# Одеваться/одеться vs. надевать/надеть



## RhoKappa

Both these verbs mean to dress, but what are the differences between the two?


----------



## morzh

Надеть - to put on something (a coat).
Надеть пальто. Надеть платье.

Одеть - to dress someone (into something)
Одеть ребенка в зимнюю одежду.
Я одену тебя в шелка и бархат.
Он был одет в тёплое пальто.

PS. Excellent mnemonic is :
"Надеть одежду; одеть Надежду".


----------



## cyanista

Please have a look at sentences with these verbs and see if you can't figure something out for yourself. Context is always helpful.

http://www.ruscorpora.ru/search-main.html


----------



## Maroseika

Nowadays less and less natives distinguish these 2 verbs, using одеть instead of надеть. Maybe be at least foreigners will help us (if this is really necessary though).


----------



## morzh

Maroseika said:


> Nowadays less and less natives distinguish these 2 verbs, using одеть instead of надеть. Maybe be at least foreigners will help us (if this is really necessary though).

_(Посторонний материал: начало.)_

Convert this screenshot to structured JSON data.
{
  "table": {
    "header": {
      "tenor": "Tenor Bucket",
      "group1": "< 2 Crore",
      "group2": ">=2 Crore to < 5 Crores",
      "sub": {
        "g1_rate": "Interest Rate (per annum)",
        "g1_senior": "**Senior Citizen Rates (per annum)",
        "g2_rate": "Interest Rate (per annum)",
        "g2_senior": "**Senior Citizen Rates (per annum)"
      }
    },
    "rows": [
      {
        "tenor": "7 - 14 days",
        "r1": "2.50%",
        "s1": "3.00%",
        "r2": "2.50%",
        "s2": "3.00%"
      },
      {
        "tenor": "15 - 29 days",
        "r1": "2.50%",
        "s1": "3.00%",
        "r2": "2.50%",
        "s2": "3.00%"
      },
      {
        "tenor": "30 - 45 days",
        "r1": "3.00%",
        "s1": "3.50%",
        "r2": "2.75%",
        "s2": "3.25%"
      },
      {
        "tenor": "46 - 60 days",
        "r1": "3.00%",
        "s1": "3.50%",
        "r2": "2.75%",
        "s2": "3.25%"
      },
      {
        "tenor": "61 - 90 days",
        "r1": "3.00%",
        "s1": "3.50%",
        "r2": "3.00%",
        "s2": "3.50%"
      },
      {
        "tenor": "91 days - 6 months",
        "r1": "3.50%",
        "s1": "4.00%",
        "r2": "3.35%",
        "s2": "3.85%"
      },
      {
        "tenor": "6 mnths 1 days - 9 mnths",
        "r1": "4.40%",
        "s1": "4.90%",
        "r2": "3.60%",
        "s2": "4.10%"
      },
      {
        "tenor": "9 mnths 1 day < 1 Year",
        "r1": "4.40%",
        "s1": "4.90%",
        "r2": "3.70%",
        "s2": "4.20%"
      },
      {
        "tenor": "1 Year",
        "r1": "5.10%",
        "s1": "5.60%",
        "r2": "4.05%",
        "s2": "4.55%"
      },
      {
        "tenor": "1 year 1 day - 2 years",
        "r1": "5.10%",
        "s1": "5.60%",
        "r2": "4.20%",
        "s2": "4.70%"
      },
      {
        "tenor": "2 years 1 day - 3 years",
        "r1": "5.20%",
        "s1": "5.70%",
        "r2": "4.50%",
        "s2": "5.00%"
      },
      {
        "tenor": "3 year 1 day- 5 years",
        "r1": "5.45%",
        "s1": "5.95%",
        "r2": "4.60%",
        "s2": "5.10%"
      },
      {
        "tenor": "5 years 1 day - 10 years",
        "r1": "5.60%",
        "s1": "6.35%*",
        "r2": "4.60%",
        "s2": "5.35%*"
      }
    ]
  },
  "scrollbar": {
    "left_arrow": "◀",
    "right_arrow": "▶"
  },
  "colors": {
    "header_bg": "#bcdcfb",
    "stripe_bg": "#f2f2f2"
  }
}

I know. It's a shame. As a matter of fact, about 80-90% of the people I met do not distinguish between the two.
Actually, "distinguish" is the wrong word here: they dropped "надень" altogether, and use "одень" almost exclusively.

"Одень куртку" and such. 

My gut feeling, in the next 10 years "надень" will share the fate of "кофе" being masculine. It will become optional, and "одень" used everywhere will become "allowed spoken form".


----------



## Maroseika

morzh said:


> I know. It's a shame.


It's not a shame, but result of the natural development of the language. Even the dictionary of Gorbachevich (Словарь трудностей произношения и ударения в современном русском языке, 2001) just "doesn't recommend" confusing these verbs but doesn't call this "wrong".


----------



## Rosett

Одеться в пальто и надеть пальто -почти одно и то же.

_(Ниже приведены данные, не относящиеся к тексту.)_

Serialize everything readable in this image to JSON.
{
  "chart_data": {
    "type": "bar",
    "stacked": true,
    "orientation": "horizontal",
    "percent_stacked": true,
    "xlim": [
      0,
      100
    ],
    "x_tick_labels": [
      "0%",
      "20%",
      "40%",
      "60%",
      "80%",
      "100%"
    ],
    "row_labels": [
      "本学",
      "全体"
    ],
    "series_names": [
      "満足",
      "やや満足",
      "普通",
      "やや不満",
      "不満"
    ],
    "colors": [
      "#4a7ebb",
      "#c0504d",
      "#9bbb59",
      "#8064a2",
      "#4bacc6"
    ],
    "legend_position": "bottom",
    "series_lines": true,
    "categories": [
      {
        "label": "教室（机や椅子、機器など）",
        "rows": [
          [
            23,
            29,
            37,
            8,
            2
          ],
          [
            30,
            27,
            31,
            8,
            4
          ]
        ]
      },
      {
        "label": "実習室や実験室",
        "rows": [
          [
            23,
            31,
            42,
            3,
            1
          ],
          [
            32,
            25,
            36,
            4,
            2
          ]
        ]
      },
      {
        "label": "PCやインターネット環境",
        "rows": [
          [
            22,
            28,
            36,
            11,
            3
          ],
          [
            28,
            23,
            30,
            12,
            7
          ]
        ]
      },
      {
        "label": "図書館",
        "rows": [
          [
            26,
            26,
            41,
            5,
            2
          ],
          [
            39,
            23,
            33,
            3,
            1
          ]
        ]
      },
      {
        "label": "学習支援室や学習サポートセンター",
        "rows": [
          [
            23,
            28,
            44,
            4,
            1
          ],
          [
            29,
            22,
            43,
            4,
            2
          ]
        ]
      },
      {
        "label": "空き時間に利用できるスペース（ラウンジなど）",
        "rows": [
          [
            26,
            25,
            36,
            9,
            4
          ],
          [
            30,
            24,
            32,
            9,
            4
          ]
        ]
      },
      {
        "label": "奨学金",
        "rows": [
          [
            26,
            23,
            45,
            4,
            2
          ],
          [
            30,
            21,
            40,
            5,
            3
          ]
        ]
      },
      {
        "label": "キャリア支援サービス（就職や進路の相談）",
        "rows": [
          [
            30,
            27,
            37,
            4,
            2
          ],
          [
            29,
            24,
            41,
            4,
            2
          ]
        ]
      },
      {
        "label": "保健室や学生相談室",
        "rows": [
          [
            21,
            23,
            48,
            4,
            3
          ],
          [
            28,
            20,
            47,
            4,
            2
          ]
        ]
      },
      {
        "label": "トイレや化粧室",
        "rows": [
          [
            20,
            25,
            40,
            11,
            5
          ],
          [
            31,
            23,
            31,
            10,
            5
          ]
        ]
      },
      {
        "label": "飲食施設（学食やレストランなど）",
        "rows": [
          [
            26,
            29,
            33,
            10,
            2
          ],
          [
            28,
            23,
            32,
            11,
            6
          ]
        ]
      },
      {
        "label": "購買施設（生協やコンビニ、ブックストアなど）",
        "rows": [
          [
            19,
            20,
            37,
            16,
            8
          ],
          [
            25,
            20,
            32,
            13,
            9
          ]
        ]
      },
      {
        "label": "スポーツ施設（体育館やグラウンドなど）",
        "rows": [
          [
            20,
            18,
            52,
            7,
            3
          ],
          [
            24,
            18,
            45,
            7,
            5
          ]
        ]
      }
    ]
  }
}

Надеть -может быть синонимом к накинуть(пальто).


----------



## balpeau

Одеться в пальто, а раздеться из пальто? 

Отталкиваются обычно от антонимов. Одеть - раздеть; надеть -- снять.


----------



## morzh

http://www.gramota.ru/spravka/trudnosti/36_119

This is probably the best one so far I saw.


----------



## morzh

balpeau said:


> Одеться в пальто, а раздеться из пальто?
> 
> Отталкиваются обычно от антонимов. Одеть - раздеть; надеть -- снять.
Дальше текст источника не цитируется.